Lokasi Tanjung Alam dinilai strategis karena berada sekitar 30 kilometer dari Batusangkar, 35 kilometer dari Payakumbuh, 40 kilometer dari Bukittinggi, dan sekitar 120 kilometer dari Padang. Posisi itu membuat akses menuju kawasan relatif mudah dari berbagai wilayah di Sumatera Barat.
pembangunan sekolah ini diperkirakan memberi dampak ekonomi yang luas. Selama masa konstruksi, proyek akan menyerap tenaga kerja dari berbagai sektor, mulai dari pekerja bangunan, penyedia material, operator alat berat, hingga pelaku usaha lokal yang memasok kebutuhan proyek.
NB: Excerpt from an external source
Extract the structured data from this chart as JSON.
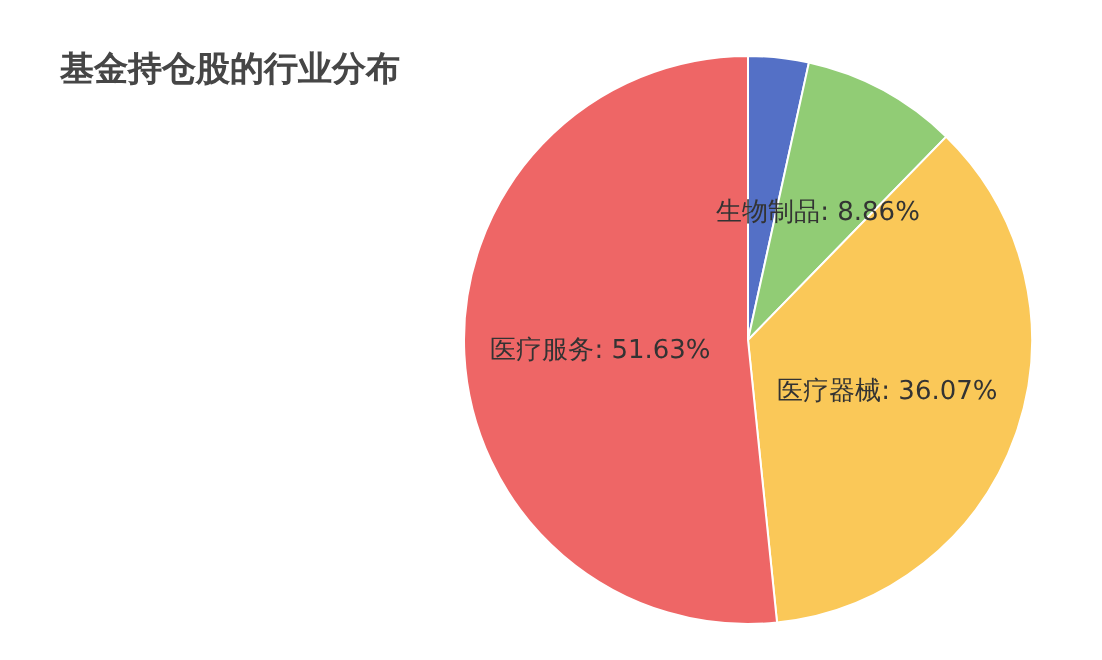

Saat sekolah mulai beroperasi, pergerakan ekonomi masyarakat sekitar diperkirakan semakin terasa. Ribuan siswa yang tinggal di asrama akan membutuhkan bahan pangan, air minum, listrik, air bersih, transportasi, layanan kesehatan, perlengkapan kebersihan, hingga kebutuhan operasional lainnya.
Berdasarkan perhitungan sederhana, kebutuhan harian sekitar 3.000 siswa bisa memutar uang sekitar Rp200 juta hingga Rp270 juta per hari.Dalam sebulan,nilainya dapat mencapai Rp6 miliar hingga Rp8 miliar. Jumlah itu belum termasuk belanja pembangunan, pemeliharaan fasilitas, serta pembayaran gaji guru, tenaga kependidikan, pengasuh asrama, petugas keamanan, petugas kebersihan, dan tenaga kesehatan.
Dengan kondisi itu, Sekolah Rakyat Tanjung Alam berpeluang tumbuh menjadi pusat aktivitas baru yang tidak hanya mencetak sumber daya manusia berkualitas, tetapi juga menggerakkan roda perekonomian masyarakat di kawasan kaki Gunung Marapi.
Di balik hibah besar itu, tersimpan jejak pengabdian seorang putra daerah. Dony Oskaria, yang kini menjabat Kepala Badan Pengelola Investasi (BPI) Danantara Indonesia sekaligus Chief Operating Officer (COO) Danantara Indonesia, memilih meninggalkan warisan yang dapat dirasakan lintas generasi melalui pendidikan.
Kelak, ribuan anak yang datang dari berbagai daerah untuk belajar di Tanjung Alam tidak hanya mengenal kawasan itu sebagai lokasi Sekolah Rakyat terbesar di Indonesia. Mereka juga akan mengingatnya sebagai tempat lahirnya contoh bahwa kepedulian terhadap pendidikan bisa menjadi investasi paling berharga bagi masa depan bangsa.